Text colors are supported in the block editor, but unless you’re using the classic block those colors apply to all text in the block. Advanced Editor Tools allow you to add color to words and groups of Words in the block.


For people moving from the Classic Editor and Page Builders, layout, line-spacing, and formatting is not as robust and might be considered lacking; however, block add-ons such as Ultimate Addons for Gutenberg and Kadence Blocks for Gutenberg add row layout functionality that let you better define how you layout a row using containers. A feature is common in page builders.

Conclusion (for now)

I’m still not as comfortable with styling in the block editor as I would like, but I’m slowly finding the block addons that ease some of the angst I feel when trying to move around.
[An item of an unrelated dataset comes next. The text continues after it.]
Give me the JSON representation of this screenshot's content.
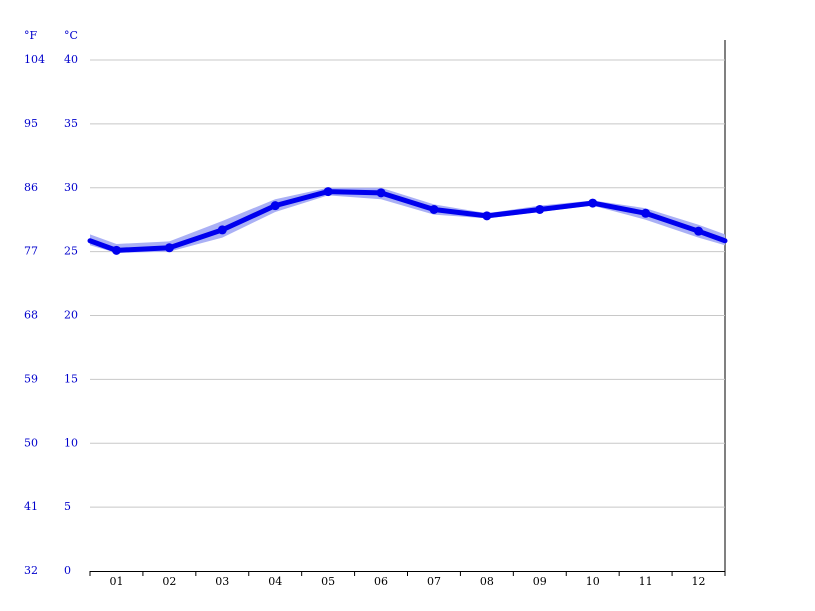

Kadence Blocks for Gutenberg and Ultimate Addons for Gutenberg, another library of blocks I’m impressed with both provide some needed functionality. Improving the overall capability of the block editor. Choosing between the two has been hard. I’m looking for others to ease the pain.

I do need to be careful, I do most of the work on my site in a page builder with supporting plugins. Using the block editor clearly means extending it to get the types of controls I’m used to having with my other editors/page-builders. It appears for the moment that means having a dual editor environment complete with supporting plugins/blocks.

Is that a bad thing? That remains to be seen.